Runs an agent synchronously and returns extracted data as a JSON string. The agent is always run in a session when the agent supports sessions, and the session is closed automatically after the agent has completed its run.

 

Limit (optional): Maximum number of data rows to return.

RunAgentReturnXml(string agentNameOrPath, limit)

Runs an agent synchronously and returns extracted data as an XML string. The agent is always run in a session when the agent supports sessions, and the session is closed automatically after the agent has completed its run.

 

Limit (optional): Maximum number of data rows to return.

RunAgentReturnDataSet(string agentNameOrPath, limit)

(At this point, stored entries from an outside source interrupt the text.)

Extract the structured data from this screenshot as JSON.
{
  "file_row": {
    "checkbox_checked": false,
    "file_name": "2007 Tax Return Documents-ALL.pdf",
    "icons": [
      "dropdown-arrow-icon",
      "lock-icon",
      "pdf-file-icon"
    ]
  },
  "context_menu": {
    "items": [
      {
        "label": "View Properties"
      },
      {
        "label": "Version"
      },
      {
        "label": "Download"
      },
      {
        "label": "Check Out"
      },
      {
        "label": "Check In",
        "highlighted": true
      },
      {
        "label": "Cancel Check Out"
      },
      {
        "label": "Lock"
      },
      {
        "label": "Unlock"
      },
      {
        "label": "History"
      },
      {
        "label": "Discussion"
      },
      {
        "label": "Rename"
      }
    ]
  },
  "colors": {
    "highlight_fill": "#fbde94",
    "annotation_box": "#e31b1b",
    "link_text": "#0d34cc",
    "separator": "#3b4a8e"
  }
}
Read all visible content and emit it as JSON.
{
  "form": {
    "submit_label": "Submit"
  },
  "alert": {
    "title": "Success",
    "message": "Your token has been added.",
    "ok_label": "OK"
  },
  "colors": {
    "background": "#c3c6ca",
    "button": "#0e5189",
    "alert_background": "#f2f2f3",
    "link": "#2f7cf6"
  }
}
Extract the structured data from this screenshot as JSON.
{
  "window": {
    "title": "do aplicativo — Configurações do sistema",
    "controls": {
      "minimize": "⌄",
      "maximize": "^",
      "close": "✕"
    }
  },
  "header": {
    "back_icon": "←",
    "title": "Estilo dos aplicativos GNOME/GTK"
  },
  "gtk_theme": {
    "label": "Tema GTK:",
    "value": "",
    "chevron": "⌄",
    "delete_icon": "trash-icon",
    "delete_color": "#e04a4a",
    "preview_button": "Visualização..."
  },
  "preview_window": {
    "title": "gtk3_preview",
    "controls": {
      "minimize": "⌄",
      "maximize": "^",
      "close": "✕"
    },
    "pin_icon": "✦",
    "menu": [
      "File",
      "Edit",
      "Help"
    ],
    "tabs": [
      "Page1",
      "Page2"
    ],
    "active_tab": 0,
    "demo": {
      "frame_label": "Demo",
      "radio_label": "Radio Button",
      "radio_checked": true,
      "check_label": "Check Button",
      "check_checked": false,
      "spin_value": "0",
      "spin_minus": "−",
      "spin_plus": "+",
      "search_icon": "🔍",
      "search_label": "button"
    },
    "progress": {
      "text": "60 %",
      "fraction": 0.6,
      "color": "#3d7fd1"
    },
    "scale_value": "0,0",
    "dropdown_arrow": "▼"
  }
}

Runs an agent synchronously and returns extracted data in a DataSet. The agent is always run in a session when the agent supports sessions, and the session is closed automatically after the agent has completed its run.

 

Limit (optional): Maximum number of data rows to return.

RunAgentReturnJson(AgentSettings settings, limit)

Runs an agent synchronously with additional settings and returns extracted data as a JSON string. The agent is always run in a session when the agent supports sessions, and the session is closed automatically after the agent has completed its run.

 

See below for more information about the AgentSettings class.

 

Limit (optional): Maximum number of data rows to return.

RunAgentReturnXml(AgentSettings settings, limit)

Runs an agent synchronously with additional settings and returns extracted data as an XML string. The agent is always run in a session when the agent supports sessions, and the session is closed automatically after the agent has completed its run.

 

See below for more information about the AgentSettings class.

 

Limit (optional): Maximum number of data rows to return.

RunAgentReturnDataSet(AgentSettings settings, limit)

Runs an agent synchronously with additional settings and returns extracted data in a DataSet. The agent is always run in a session when the agent supports sessions, and the session is closed automatically after the agent has completed its run.

 

See below for more information about the AgentSettings class.

 

Limit (optional): Maximum number of data rows to return.

Agent GetAgent()

Returns the agent specified when instantiating the API class.

SaveAgent(Agent agent)

Saves the specified agent.

CgPipeIn StartPipe()

Starts a pipe that can be used to send messages from a running agent to the host application. The pipe must be started before the agent is started.

 

AgentSettings

The following agent settings can be specified when running an agent:

Property

Description

bool IsViewBrowser

The web browser is displayed while the agent runs. This option has no effect when an agent is being run from a Windows service.

bool IsNoUi

No User Interfaces will be displayed while an agent runs, and the web browser will not render web content on the screen.

AgentRunMethod RunMethod

Specifies how to run the agent. Restart, Continue, or Continue And Retry Errors

string ScheduleUserName

The full user name, including domain name, used when retrieving schedule information.

string SchedulePassword

The password used when retrieving schedule information.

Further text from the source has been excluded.